My parents started me in piano lessons when I was five years old and I began to excel at a young age. When I was in 5th grade, we were given the opportunity to select a band instrument. For some odd reason, I selected the oboe and to this day I still don’t really know why I chose it. Ever since then, I just continued to take lessons on both instruments. My parents have been very supportive and have encouraged me to keep music a part of my life.
Why did you choose to attend the University of Iowa School of Music?
I chose to attend the University of Iowa because I knew completing a double major would actually be possible here. At some other universities, declaring a double major in music and another discipline isn’t even a possibility. All of the faculty here have been extremely accommodating for me. If I ever needed to be late to a music class because of an overlapping chemistry course or had to leave a physiology lab early for a recital, professors here would always be willing to work with me. Both the music and pre-medicine programs at the University of Iowa are well known and well ranked, and with Iowa City being so close to home, it was hard to not attend this institution.
You have a pretty intense academic load. What does a typical school day look like for you?
Now that I have completed all of my pre-requisite courses for the MCAT, my schedule has lightened significantly. Currently I am enrolled in 15 semester hours (s.h.), however during my freshman and sophomore year I had semesters with 20-22 s.h. each.
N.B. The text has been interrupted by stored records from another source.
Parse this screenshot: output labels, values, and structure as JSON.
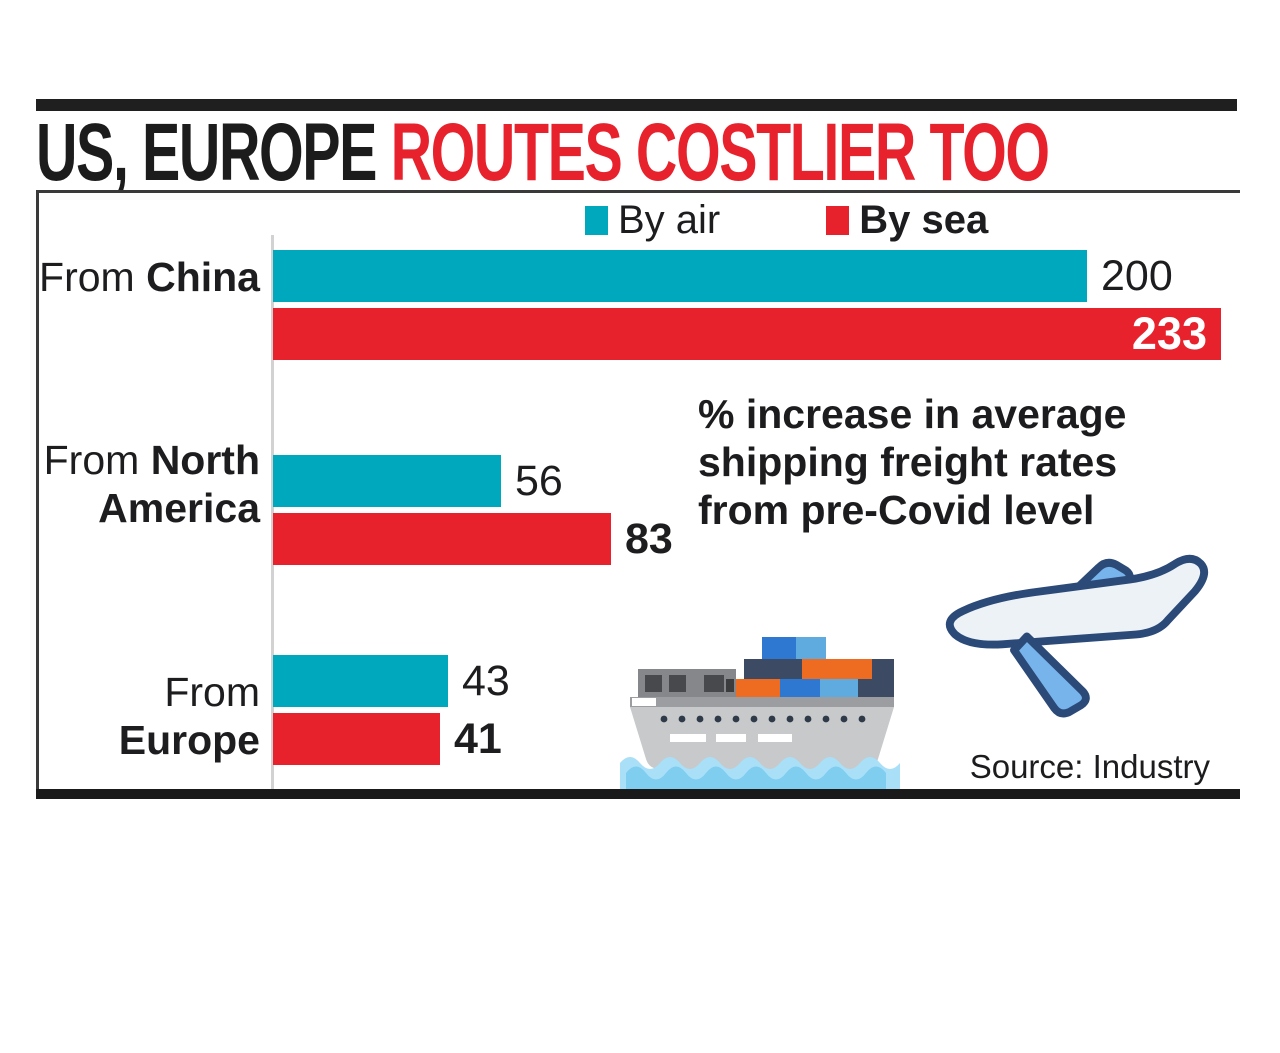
{
  "title": {
    "black_part": "US, EUROPE ",
    "red_part": "ROUTES COSTLIER TOO"
  },
  "legend": {
    "air_label": "By air",
    "sea_label": "By sea"
  },
  "annotation": "% increase in average\nshipping freight rates\nfrom pre-Covid level",
  "source": "Source: Industry",
  "colors": {
    "air_teal": "#00a8bd",
    "sea_red": "#e8222c",
    "headline_red": "#e8222c",
    "text_black": "#1d1d1f",
    "wave_blue": "#7fcdef"
  },
  "icons": {
    "ship": "cargo-ship-icon",
    "plane": "airplane-icon"
  },
  "category_labels": [
    {
      "line1_regular": "From ",
      "line1_bold": "China",
      "line2_bold": ""
    },
    {
      "line1_regular": "From ",
      "line1_bold": "North",
      "line2_bold": "America"
    },
    {
      "line1_regular": "From",
      "line1_bold": "",
      "line2_bold": "Europe"
    }
  ],
  "chart_data": {
    "type": "bar",
    "orientation": "horizontal",
    "title": "US, EUROPE ROUTES COSTLIER TOO",
    "note": "% increase in average shipping freight rates from pre-Covid level",
    "categories": [
      "From China",
      "From North America",
      "From Europe"
    ],
    "series": [
      {
        "name": "By air",
        "color": "#00a8bd",
        "values": [
          200,
          56,
          43
        ]
      },
      {
        "name": "By sea",
        "color": "#e8222c",
        "values": [
          233,
          83,
          41
        ]
      }
    ],
    "xlim": [
      0,
      233
    ],
    "value_labels": true,
    "legend_position": "top",
    "grid": false,
    "source": "Industry"
  }
}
During those semesters, I typically had class starting at 8 a.m. and would finish around 5 p.m. Classes would run back to back and I had maybe a one or two hour break at most. Usually during these breaks, I would be studying, practicing, or doing homework. A typically day might start with some sort of music class (ex. theory or history). Then, I might have one or two chemistry or biology lectures or sometimes a three hour lab. I would usually also have a one and a half hour band rehearsal at some point. Some days I also volunteered at UIHC or did work in my research lab in the Human Physiology department.
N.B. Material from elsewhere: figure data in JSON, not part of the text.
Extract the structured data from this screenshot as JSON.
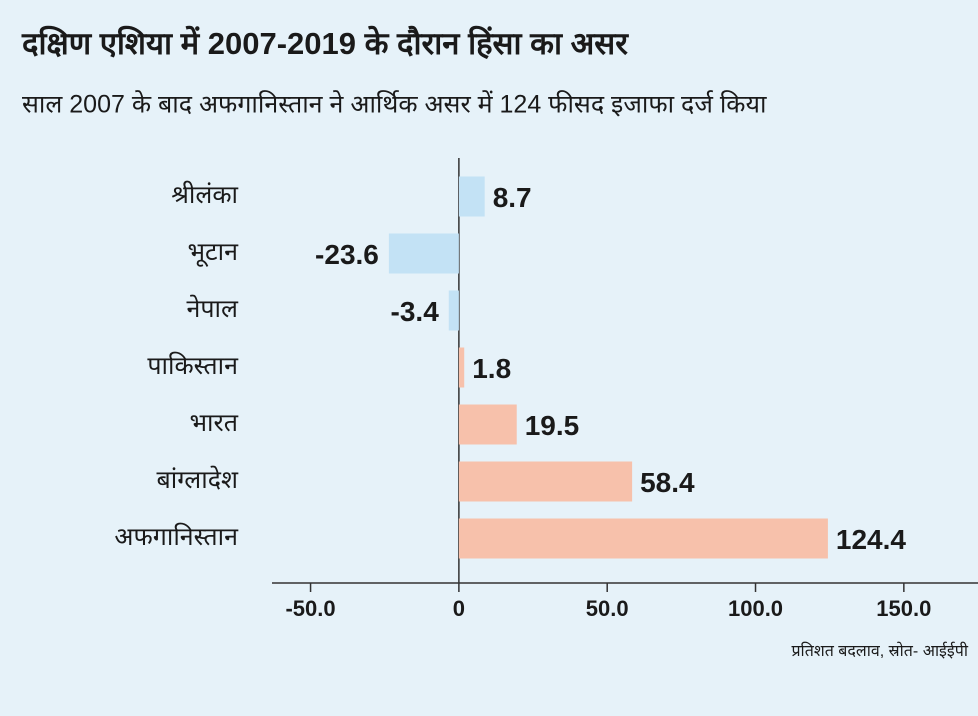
{
  "chart_data": {
    "type": "hbar",
    "title": "दक्षिण एशिया में 2007-2019 के दौरान हिंसा का असर",
    "subtitle": "साल 2007 के बाद अफगानिस्तान ने आर्थिक असर में 124 फीसद इजाफा दर्ज किया",
    "note": "प्रतिशत बदलाव, स्रोत- आईईपी",
    "categories": [
      "श्रीलंका",
      "भूटान",
      "नेपाल",
      "पाकिस्तान",
      "भारत",
      "बांग्लादेश",
      "अफगानिस्तान"
    ],
    "values": [
      8.7,
      -23.6,
      -3.4,
      1.8,
      19.5,
      58.4,
      124.4
    ],
    "colors": [
      "#c3e2f5",
      "#c3e2f5",
      "#c3e2f5",
      "#f7c1ab",
      "#f7c1ab",
      "#f7c1ab",
      "#f7c1ab"
    ],
    "xlim": [
      -63,
      175
    ],
    "xticks": [
      {
        "value": -50,
        "label": "-50.0"
      },
      0,
      {
        "value": 50,
        "label": "50.0"
      },
      {
        "value": 100,
        "label": "100.0"
      },
      {
        "value": 150,
        "label": "150.0"
      }
    ]
  }
}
What advice do you have for incoming students balancing a double major in music and another academic discipline?
Balancing a double major undoubtedly carries a very intense workload. I think the biggest key to success is effectively managing your time. I’ve found myself trying to squeeze in every bit of studying I could. Even if I only had a ten minute break between classes, I would still try to get one or two chemistry homework problems done. Without effective time management, you won’t be able to dedicate equal amounts of time to both majors.
As you’re set to begin your senior year, what does the future hold for you?
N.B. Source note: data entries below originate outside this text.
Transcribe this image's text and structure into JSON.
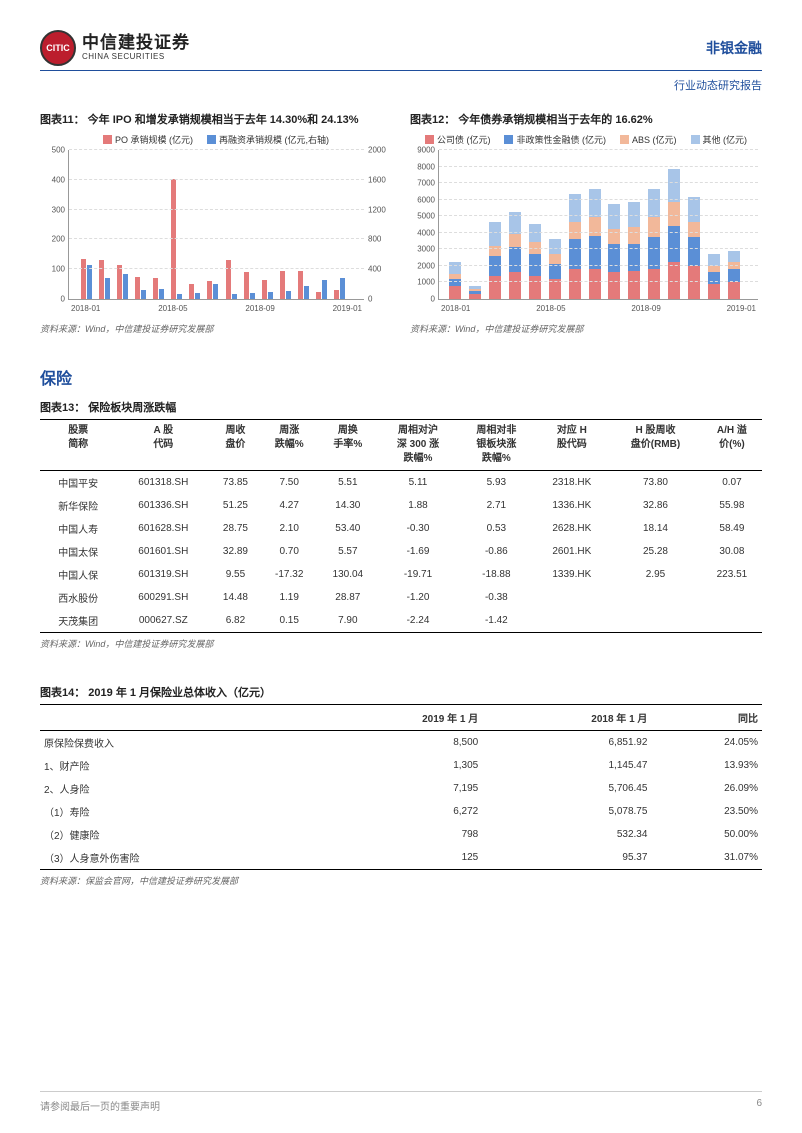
{
  "header": {
    "logo_cn": "中信建投证券",
    "logo_en": "CHINA SECURITIES",
    "logo_badge": "CITIC",
    "sector": "非银金融",
    "subreport": "行业动态研究报告"
  },
  "chart11": {
    "title": "图表11：  今年 IPO 和增发承销规模相当于去年 14.30%和 24.13%",
    "type": "bar-dual-axis",
    "legend": [
      {
        "label": "PO 承销规模 (亿元)",
        "color": "#e47a7a"
      },
      {
        "label": "再融资承销规模 (亿元,右轴)",
        "color": "#5b8fd6"
      }
    ],
    "y_left": {
      "min": 0,
      "max": 500,
      "step": 100,
      "ticks": [
        "0",
        "100",
        "200",
        "300",
        "400",
        "500"
      ]
    },
    "y_right": {
      "min": 0,
      "max": 2000,
      "step": 400,
      "ticks": [
        "0",
        "400",
        "800",
        "1200",
        "1600",
        "2000"
      ]
    },
    "x_labels": [
      "2018-01",
      "2018-05",
      "2018-09",
      "2019-01"
    ],
    "categories": [
      "2018-01",
      "2018-02",
      "2018-03",
      "2018-04",
      "2018-05",
      "2018-06",
      "2018-07",
      "2018-08",
      "2018-09",
      "2018-10",
      "2018-11",
      "2018-12",
      "2019-01",
      "2019-02",
      "2019-03"
    ],
    "series_po": [
      135,
      130,
      115,
      75,
      70,
      400,
      50,
      60,
      130,
      90,
      65,
      95,
      95,
      25,
      30
    ],
    "series_ref": [
      460,
      280,
      330,
      125,
      135,
      65,
      80,
      200,
      70,
      85,
      95,
      105,
      175,
      255,
      285
    ],
    "bar_color_po": "#e47a7a",
    "bar_color_ref": "#5b8fd6",
    "grid_color": "#dddddd",
    "source": "资料来源：Wind，中信建投证券研究发展部"
  },
  "chart12": {
    "title": "图表12：  今年债券承销规模相当于去年的 16.62%",
    "type": "stacked-bar",
    "legend": [
      {
        "label": "公司债 (亿元)",
        "color": "#e47a7a"
      },
      {
        "label": "非政策性金融债 (亿元)",
        "color": "#5b8fd6"
      },
      {
        "label": "ABS (亿元)",
        "color": "#f2b89a"
      },
      {
        "label": "其他 (亿元)",
        "color": "#a8c5e8"
      }
    ],
    "y": {
      "min": 0,
      "max": 9000,
      "step": 1000,
      "ticks": [
        "0",
        "1000",
        "2000",
        "3000",
        "4000",
        "5000",
        "6000",
        "7000",
        "8000",
        "9000"
      ]
    },
    "x_labels": [
      "2018-01",
      "2018-05",
      "2018-09",
      "2019-01"
    ],
    "categories": [
      "2018-01",
      "2018-02",
      "2018-03",
      "2018-04",
      "2018-05",
      "2018-06",
      "2018-07",
      "2018-08",
      "2018-09",
      "2018-10",
      "2018-11",
      "2018-12",
      "2019-01",
      "2019-02",
      "2019-03"
    ],
    "stacks": [
      [
        800,
        400,
        300,
        700
      ],
      [
        300,
        200,
        100,
        200
      ],
      [
        1400,
        1200,
        600,
        1400
      ],
      [
        1600,
        1500,
        800,
        1300
      ],
      [
        1400,
        1300,
        700,
        1100
      ],
      [
        1200,
        900,
        600,
        900
      ],
      [
        1800,
        1800,
        1000,
        1700
      ],
      [
        1800,
        2000,
        1100,
        1700
      ],
      [
        1600,
        1700,
        900,
        1500
      ],
      [
        1700,
        1600,
        1000,
        1500
      ],
      [
        1800,
        1900,
        1200,
        1700
      ],
      [
        2200,
        2200,
        1400,
        2000
      ],
      [
        2000,
        1700,
        900,
        1500
      ],
      [
        900,
        700,
        400,
        700
      ],
      [
        1000,
        800,
        400,
        700
      ]
    ],
    "colors": [
      "#e47a7a",
      "#5b8fd6",
      "#f2b89a",
      "#a8c5e8"
    ],
    "grid_color": "#dddddd",
    "source": "资料来源：Wind，中信建投证券研究发展部"
  },
  "section_insurance": "保险",
  "table13": {
    "title": "图表13：  保险板块周涨跌幅",
    "columns": [
      "股票\n简称",
      "A 股\n代码",
      "周收\n盘价",
      "周涨\n跌幅%",
      "周换\n手率%",
      "周相对沪\n深 300 涨\n跌幅%",
      "周相对非\n银板块涨\n跌幅%",
      "对应 H\n股代码",
      "H 股周收\n盘价(RMB)",
      "A/H 溢\n价(%)"
    ],
    "rows": [
      [
        "中国平安",
        "601318.SH",
        "73.85",
        "7.50",
        "5.51",
        "5.11",
        "5.93",
        "2318.HK",
        "73.80",
        "0.07"
      ],
      [
        "新华保险",
        "601336.SH",
        "51.25",
        "4.27",
        "14.30",
        "1.88",
        "2.71",
        "1336.HK",
        "32.86",
        "55.98"
      ],
      [
        "中国人寿",
        "601628.SH",
        "28.75",
        "2.10",
        "53.40",
        "-0.30",
        "0.53",
        "2628.HK",
        "18.14",
        "58.49"
      ],
      [
        "中国太保",
        "601601.SH",
        "32.89",
        "0.70",
        "5.57",
        "-1.69",
        "-0.86",
        "2601.HK",
        "25.28",
        "30.08"
      ],
      [
        "中国人保",
        "601319.SH",
        "9.55",
        "-17.32",
        "130.04",
        "-19.71",
        "-18.88",
        "1339.HK",
        "2.95",
        "223.51"
      ],
      [
        "西水股份",
        "600291.SH",
        "14.48",
        "1.19",
        "28.87",
        "-1.20",
        "-0.38",
        "",
        "",
        ""
      ],
      [
        "天茂集团",
        "000627.SZ",
        "6.82",
        "0.15",
        "7.90",
        "-2.24",
        "-1.42",
        "",
        "",
        ""
      ]
    ],
    "source": "资料来源：Wind，中信建投证券研究发展部"
  },
  "table14": {
    "title": "图表14：  2019 年 1 月保险业总体收入（亿元）",
    "columns": [
      "",
      "2019 年 1 月",
      "2018 年 1 月",
      "同比"
    ],
    "rows": [
      [
        "原保险保费收入",
        "8,500",
        "6,851.92",
        "24.05%"
      ],
      [
        "1、财产险",
        "1,305",
        "1,145.47",
        "13.93%"
      ],
      [
        "2、人身险",
        "7,195",
        "5,706.45",
        "26.09%"
      ],
      [
        "（1）寿险",
        "6,272",
        "5,078.75",
        "23.50%"
      ],
      [
        "（2）健康险",
        "798",
        "532.34",
        "50.00%"
      ],
      [
        "（3）人身意外伤害险",
        "125",
        "95.37",
        "31.07%"
      ]
    ],
    "source": "资料来源：保监会官网，中信建投证券研究发展部"
  },
  "footer": {
    "disclaimer": "请参阅最后一页的重要声明",
    "page": "6"
  }
}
I plan on applying for medical school this summer with hopes of attending an MD program starting in the fall of 2020. My ultimate career goal is to someday work as a critical care physician or cardiothoracic surgeon. While I will no longer be studying music in grad school, I still hope to find opportunities to play and perform after graduation.
Apart from the University of Iowa, what is your favorite part about living in Iowa City?
I love all of the restaurants in downtown. I eat out probably more often than I should but there are so many choices and it is hard to pick a favorite.